The goal of this young researcher project is to devise an efficient multi-scale vectorial representation, which would structure the content of large-scale satellite images. More specifically, we seek a novel effective representation for large-scale satellite images, that would be generic, i.e., applicable for images worldwide and for a wide range of applications, and structure-preserving, i.e. best representing the meaningful objects in the image scene. To address this challenge, we plan to bridge the gap between advanced machine learning and geometric modeling tools to devise a multi-resolution vector-based representation, together with the methods for its effective generation and manipulation. Total budget: 225 KE for TITANE. The PhD thesis of Nicolas Girard is funded by this project which started in October 2017, for a total duration of 4 years.
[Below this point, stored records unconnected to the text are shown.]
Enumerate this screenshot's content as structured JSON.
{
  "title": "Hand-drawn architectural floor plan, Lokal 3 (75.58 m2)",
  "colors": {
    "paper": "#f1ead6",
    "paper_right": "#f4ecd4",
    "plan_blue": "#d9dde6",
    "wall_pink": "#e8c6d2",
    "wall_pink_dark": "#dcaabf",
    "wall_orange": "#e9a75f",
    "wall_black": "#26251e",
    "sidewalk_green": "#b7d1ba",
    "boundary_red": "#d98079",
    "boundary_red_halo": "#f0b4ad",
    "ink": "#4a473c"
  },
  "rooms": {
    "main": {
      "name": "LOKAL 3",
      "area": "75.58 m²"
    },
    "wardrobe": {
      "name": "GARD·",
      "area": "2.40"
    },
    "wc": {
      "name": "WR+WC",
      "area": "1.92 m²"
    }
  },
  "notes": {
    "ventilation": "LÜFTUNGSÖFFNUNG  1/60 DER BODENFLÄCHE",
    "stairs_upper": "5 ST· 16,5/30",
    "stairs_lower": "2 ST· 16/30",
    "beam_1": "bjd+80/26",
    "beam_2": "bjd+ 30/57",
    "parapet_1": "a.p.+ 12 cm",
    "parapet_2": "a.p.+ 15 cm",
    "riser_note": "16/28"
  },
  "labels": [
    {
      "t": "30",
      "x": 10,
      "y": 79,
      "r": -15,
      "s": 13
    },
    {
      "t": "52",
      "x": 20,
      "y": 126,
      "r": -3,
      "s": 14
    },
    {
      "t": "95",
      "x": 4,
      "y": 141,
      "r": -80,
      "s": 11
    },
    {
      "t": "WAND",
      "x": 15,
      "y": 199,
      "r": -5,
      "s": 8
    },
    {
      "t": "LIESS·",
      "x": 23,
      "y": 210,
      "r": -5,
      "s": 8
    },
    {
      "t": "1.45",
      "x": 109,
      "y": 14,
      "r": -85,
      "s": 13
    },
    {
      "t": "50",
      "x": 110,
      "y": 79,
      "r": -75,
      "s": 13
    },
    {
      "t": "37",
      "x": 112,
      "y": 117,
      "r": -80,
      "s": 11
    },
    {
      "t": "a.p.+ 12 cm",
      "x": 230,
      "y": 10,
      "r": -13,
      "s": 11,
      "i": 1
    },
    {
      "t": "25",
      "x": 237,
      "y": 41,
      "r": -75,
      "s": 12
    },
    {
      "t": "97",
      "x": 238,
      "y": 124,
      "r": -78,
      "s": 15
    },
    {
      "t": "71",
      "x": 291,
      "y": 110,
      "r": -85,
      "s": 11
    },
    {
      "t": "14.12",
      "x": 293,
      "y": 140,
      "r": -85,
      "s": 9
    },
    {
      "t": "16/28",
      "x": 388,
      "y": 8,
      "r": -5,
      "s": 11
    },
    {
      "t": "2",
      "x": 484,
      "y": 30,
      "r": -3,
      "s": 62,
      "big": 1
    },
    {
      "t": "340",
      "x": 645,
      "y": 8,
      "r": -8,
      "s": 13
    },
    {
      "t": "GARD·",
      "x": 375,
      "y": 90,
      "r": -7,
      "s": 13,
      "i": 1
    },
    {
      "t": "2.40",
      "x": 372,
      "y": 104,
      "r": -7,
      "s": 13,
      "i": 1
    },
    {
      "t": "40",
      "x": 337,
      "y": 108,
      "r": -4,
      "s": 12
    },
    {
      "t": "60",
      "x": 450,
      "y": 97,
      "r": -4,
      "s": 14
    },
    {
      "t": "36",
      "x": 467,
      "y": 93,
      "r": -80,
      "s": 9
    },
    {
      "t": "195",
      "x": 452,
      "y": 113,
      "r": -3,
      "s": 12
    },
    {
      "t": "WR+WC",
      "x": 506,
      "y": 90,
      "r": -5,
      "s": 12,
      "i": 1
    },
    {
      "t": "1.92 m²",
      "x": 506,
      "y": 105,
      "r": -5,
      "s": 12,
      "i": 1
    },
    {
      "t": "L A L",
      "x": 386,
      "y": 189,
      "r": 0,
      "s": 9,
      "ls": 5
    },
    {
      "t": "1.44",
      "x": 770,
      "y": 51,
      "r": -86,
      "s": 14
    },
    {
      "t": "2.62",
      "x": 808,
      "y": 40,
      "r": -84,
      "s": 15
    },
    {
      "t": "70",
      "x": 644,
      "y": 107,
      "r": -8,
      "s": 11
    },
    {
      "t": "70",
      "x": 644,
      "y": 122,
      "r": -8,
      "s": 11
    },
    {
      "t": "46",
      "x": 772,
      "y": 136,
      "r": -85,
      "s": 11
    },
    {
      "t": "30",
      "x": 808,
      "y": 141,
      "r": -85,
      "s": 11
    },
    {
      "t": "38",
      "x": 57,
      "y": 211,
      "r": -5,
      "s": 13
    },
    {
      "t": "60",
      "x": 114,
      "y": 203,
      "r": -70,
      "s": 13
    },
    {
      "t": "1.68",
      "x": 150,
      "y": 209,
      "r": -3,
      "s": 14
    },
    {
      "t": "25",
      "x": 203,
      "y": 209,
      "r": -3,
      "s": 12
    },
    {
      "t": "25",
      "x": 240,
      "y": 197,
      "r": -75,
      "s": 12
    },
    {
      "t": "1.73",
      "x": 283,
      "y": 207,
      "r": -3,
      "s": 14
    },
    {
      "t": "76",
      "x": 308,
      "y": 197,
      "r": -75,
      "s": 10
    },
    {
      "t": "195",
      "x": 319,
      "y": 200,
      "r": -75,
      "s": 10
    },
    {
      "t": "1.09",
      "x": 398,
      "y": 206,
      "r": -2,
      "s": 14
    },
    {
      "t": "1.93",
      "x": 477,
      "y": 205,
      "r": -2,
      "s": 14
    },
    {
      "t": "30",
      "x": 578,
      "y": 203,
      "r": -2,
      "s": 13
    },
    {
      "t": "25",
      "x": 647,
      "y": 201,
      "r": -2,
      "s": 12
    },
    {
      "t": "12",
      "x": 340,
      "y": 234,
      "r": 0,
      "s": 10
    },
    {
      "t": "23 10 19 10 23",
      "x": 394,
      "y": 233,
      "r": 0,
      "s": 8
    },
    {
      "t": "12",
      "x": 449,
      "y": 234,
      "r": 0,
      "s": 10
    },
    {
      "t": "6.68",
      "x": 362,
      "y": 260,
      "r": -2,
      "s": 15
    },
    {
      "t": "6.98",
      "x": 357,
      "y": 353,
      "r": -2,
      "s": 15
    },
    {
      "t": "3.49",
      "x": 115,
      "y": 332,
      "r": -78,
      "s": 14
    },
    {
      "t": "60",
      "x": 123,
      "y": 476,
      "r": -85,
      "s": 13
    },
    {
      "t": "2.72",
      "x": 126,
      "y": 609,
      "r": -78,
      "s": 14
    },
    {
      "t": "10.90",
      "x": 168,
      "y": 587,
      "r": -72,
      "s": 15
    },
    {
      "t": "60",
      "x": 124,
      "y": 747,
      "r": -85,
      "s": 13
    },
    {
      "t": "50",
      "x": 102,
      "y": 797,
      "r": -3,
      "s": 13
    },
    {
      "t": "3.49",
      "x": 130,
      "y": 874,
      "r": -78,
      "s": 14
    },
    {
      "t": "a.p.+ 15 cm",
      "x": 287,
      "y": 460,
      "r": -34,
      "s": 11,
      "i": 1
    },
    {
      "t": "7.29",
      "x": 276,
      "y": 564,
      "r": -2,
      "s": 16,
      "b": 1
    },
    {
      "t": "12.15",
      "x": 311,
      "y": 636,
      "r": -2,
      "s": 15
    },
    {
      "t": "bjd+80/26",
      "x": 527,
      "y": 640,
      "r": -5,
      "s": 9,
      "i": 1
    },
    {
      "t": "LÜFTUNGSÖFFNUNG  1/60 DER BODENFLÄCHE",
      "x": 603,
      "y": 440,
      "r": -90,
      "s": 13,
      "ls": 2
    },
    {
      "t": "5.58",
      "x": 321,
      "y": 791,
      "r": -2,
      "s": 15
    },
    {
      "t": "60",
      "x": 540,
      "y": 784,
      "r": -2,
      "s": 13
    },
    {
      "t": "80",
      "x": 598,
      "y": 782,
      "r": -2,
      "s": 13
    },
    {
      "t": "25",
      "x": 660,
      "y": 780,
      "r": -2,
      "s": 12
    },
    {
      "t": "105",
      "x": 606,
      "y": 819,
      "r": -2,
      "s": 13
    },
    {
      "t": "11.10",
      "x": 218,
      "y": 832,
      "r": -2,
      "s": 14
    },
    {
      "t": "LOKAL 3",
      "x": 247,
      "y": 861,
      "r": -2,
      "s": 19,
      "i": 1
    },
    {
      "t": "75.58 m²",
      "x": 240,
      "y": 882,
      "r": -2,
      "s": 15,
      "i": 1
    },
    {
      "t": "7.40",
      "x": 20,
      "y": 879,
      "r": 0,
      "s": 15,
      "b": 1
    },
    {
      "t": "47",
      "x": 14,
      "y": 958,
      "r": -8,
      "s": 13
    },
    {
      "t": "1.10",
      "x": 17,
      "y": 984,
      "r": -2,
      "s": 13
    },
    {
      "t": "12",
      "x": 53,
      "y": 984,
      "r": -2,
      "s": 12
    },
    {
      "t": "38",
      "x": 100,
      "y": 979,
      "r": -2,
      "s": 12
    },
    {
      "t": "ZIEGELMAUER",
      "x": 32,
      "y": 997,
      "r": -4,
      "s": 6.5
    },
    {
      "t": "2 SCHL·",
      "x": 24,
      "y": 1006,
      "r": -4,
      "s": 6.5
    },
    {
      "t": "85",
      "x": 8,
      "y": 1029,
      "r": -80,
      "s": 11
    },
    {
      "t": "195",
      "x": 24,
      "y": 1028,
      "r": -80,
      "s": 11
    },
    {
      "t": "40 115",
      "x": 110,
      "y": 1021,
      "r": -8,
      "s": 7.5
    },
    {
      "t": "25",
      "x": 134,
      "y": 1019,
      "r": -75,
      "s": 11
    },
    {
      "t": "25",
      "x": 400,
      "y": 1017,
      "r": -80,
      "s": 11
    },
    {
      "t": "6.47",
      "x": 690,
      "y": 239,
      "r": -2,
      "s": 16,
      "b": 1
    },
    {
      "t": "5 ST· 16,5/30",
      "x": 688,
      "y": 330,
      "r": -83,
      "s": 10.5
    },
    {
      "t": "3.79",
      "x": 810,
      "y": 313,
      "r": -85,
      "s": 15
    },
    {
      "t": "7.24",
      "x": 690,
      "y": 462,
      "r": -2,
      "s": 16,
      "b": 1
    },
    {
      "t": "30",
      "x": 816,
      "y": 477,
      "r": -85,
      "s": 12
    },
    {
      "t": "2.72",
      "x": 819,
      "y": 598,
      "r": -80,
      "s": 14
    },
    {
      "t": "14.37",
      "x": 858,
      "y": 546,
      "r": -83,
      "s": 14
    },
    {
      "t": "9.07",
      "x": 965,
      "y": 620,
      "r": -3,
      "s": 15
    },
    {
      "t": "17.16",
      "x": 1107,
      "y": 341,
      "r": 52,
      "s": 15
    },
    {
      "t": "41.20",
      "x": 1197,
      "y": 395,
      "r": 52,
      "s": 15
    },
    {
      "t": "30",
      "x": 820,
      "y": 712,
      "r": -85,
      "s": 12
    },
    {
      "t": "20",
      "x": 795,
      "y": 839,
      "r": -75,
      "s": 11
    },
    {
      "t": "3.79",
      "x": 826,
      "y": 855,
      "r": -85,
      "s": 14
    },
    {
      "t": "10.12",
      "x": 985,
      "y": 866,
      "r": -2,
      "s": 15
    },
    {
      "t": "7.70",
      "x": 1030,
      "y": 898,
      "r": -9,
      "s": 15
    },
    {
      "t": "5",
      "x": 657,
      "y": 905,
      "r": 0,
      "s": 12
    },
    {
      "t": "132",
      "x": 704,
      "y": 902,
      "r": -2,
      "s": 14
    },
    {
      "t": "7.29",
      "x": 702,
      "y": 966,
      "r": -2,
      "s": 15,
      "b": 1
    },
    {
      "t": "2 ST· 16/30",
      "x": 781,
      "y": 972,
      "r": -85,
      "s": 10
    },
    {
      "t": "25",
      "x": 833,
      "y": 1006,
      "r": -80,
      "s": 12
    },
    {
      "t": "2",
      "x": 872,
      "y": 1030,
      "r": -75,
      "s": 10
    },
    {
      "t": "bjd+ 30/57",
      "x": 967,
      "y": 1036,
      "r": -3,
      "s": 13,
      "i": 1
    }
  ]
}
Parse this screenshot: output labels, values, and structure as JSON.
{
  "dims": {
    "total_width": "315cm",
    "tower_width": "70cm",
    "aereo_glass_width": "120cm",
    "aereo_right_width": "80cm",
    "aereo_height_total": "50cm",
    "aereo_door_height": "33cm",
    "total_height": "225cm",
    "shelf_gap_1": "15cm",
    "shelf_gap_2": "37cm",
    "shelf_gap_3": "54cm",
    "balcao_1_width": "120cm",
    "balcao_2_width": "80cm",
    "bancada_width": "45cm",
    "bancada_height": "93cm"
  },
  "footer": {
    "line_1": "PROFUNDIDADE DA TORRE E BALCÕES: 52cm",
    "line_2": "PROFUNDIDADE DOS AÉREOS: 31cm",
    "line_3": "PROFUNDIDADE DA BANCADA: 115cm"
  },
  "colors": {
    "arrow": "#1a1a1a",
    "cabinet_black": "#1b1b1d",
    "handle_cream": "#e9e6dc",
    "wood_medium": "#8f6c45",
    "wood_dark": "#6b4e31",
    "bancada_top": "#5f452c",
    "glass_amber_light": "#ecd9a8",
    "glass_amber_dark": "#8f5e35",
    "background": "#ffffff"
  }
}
The goal of the project is to study the properties of seismic faults, using advanced math tools including learning approaches. The project is in collaboration with Geoazur lab (coordinator), Arizona State University, CALTECH, Ecole Centrale Paris, ENS Paris, ETH Zurich, Geosciences Montpellier, IFSTTAR, IPGP Paris, IRSN Fontenay-aux-Roses, LJAD Nice, UNAVCO Colorado and Pisa University. The PhD thesis of Lionel Matteo is funded by this project which started in October 2017, for a total duration of 4 years.
The BIOM project aims at automatic, simultaneous indoor and outdoor modeling of buildings from images and dense point clouds. We want to achieve a complete, geometrically accurate, semantically annotated but nonetheless lean 3D CAD representation of buildings and objects they contain in the form of a Building Information Models (BIM) that will help manage buildings in all their life cycle (renovation, simulation, deconstruction). The project is in collaboration with IGN (coordinator), Ecole des Ponts Paristech, CSTB and INSA-ICube. Total budget: 723 KE, 150 KE for TITANE. The PhD thesis of Muxingzi Li is funded by this project which started in February 2018, for a total duration of 4 years.
TITANE organized the JFIG (Journées Françaises d'Informatique Graphique), in collaboration with the GRAPHDECO Inria team and Mediacoding team from I3S (CNRS).
Pierre Alliez is a member of the Steering Committees of the EUROGRAPHICS Symposium on Geometry Processing, EUROGRAPHICS Workshop on Graphics and Cultural Heritage and Executive Board Member for the Solid Modeling Association.